Ci sono individui la cui impossibilità di essere normali, di adeguarsi alle norme sociali che regolano la vita comune, è più forte di ogni dolore, di ogni terrore, di ogni minaccia. In essi il desiderio di arrivare fino in fondo alle proprie possibilità, tensione che comporta il rifiuto di tutto ciò che è già dato giacché tutto si vuole creare da sé, è talmente bruciante da renderli pronti a sfidare la ragionevolezza. Lo spettro della fame, del freddo, della pubblica riprovazione, delle percosse e di qualsiasi altra punizione con cui la società difende la propria immonda rispettabilità, financo la morte, non ha presa su di loro che continuano, testardi, a cercare di possedere se stessi, laddove gli altri si accontentano di avere un buon conto in banca. «Non sarà la paura della pazzia a farci lasciare a mezz’asta la bandiera dell’immaginazione», scriveva André Breton in un’epoca in cui, sull’altro versante, non era la paura della galera o dei plotoni di esecuzione a far lasciare a mezz’asta la bandiera della libertà.
Inutile negare che questi individui, a volte salutati come «eroi romantici» da quella pubblica ipocrisia che si nutre quotidianamente di viltà, non sono molto numerosi.
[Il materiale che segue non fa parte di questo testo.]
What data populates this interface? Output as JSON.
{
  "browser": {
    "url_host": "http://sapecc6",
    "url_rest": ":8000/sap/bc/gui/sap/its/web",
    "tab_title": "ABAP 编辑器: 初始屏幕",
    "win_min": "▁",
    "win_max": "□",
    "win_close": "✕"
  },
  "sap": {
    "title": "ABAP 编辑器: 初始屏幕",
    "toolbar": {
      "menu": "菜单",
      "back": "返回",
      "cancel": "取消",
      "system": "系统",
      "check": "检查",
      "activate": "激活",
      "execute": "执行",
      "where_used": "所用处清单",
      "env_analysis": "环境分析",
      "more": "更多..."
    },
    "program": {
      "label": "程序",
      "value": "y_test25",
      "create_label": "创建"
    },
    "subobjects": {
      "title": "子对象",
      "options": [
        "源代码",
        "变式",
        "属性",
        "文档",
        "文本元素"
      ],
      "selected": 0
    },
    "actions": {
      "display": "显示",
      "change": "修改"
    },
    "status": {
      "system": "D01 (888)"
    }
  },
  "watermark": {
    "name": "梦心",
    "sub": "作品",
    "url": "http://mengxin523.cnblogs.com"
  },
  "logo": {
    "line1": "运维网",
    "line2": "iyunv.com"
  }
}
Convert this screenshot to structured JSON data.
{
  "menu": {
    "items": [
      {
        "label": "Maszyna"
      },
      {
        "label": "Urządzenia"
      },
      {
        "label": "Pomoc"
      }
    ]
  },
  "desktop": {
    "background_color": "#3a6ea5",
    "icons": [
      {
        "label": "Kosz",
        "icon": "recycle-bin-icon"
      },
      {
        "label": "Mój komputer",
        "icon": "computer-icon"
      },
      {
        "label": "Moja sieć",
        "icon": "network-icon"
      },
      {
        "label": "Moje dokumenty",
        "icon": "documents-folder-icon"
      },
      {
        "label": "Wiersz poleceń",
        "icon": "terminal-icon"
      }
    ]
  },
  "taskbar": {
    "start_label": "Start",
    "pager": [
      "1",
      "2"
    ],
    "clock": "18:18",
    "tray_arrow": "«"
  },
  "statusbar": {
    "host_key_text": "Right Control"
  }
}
Per i più, infatti, il piacere dell’avventura è limitato alla primavera della giovinezza. Solo a vent’anni tutto è permesso, il bighellonare e le notti in bianco, il sangue agli occhi e il coltello in tasca. Dopo, tutto si ingrigisce, si avvizzisce, cade e muore stretto nella morsa dell’inverno sociale. Come ama ripetere il buon senso quando indossa i panni del boia, bisogna mettere la testa a posto: sul ceppo del conformismo. E chi si decide ad uscire dai meandri dell’avventura per salire sulla ribalta-patibolo della carriera troverà sempre una poltrona, in un consiglio comunale o in una collana editoriale, su cui accasciare la propria nullità. 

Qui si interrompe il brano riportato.